Kamla threatens Govt over poll
Siparia MP Kamla Persad-Bissessar said yesterday she intended to write the Integrity Commission on whether it was right for Government to use $2.5 million of taxpayers’ money to pay “UK spindoctors” to make the Government look good. “Taking our money to fool us. Nobody believes a word of the poll,” she stated. Piloting a private motion in Parlia-ment, she asked that the House call on the relevant authorities to establish an independent and impartial tribunal to look into the “police killings.”

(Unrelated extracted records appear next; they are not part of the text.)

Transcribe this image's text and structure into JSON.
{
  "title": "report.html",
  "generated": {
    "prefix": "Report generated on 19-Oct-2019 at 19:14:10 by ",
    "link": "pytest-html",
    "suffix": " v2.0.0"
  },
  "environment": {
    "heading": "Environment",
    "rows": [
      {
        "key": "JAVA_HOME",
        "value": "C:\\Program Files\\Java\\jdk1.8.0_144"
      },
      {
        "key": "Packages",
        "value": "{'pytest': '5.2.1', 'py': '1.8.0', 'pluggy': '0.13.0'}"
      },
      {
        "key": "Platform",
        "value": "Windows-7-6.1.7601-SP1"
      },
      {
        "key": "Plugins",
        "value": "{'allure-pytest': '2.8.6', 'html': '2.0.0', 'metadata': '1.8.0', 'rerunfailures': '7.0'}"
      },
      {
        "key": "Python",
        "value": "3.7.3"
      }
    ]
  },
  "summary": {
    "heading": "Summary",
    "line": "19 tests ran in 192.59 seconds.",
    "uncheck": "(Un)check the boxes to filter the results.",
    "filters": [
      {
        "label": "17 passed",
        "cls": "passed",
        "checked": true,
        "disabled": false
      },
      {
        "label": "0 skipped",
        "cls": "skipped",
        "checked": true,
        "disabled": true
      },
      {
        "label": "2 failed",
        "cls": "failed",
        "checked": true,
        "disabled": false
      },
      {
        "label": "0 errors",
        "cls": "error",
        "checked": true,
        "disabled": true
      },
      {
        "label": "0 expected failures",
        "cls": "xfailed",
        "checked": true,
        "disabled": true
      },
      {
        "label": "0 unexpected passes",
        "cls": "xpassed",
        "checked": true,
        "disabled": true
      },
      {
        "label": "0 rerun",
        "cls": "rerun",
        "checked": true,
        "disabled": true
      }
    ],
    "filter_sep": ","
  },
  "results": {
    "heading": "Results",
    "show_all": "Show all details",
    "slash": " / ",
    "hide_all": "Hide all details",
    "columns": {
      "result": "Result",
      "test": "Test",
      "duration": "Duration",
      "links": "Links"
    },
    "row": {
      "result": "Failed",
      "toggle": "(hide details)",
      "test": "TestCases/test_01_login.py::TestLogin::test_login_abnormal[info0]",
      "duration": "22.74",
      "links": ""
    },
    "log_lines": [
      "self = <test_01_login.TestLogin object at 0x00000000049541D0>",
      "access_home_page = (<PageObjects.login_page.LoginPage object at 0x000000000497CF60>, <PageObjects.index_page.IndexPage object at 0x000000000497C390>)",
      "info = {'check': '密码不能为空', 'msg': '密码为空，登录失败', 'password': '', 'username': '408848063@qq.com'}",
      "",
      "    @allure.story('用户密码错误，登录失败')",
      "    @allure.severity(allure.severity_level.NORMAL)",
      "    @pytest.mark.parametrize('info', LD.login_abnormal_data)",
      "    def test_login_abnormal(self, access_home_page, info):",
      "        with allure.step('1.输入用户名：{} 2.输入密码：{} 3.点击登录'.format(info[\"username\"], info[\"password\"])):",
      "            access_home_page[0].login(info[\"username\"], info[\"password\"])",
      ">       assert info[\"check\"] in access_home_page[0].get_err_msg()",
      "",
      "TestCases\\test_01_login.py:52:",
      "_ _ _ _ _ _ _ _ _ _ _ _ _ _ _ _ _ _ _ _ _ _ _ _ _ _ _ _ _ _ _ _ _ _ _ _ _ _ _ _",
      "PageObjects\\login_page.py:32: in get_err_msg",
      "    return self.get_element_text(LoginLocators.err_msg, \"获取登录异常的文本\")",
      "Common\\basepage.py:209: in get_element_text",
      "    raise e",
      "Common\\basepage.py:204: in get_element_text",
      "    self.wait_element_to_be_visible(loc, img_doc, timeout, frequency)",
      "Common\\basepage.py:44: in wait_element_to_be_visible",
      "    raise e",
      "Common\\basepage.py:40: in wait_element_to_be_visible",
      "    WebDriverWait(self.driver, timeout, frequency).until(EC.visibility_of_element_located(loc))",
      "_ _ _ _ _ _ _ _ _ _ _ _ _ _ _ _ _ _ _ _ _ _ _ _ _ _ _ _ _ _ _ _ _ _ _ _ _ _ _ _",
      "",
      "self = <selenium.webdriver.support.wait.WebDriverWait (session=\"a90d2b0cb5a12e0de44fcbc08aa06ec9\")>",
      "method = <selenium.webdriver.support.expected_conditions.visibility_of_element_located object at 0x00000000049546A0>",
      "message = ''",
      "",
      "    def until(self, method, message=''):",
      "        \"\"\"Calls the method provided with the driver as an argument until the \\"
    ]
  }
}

Persad-Bissessar said it was ironic that Govern-ment spent $4.5 million “to tell us that we are beseiged by criminal activity” (via advertisements on the Police Reform Bills) and then turned around and spent another $2.5 million to tell us how safe we feel. Saying that President Max Richards talked about the country being under seige, Persad-Bissessar said it was not an “emotional panic response.” Everyone felt threatened she said, pointing out that the President’s wife’s relative, the former president’s bodyguard, a Government minister’s (Eulalie James) son and a UNC MP’s (Nizam Baksh) son, were all victims of crime. “Yet when it reaches the doorstep of the Prime Minister he cries crocodile tears, after failing to address the issue for three years, Persad-Bissessar stated.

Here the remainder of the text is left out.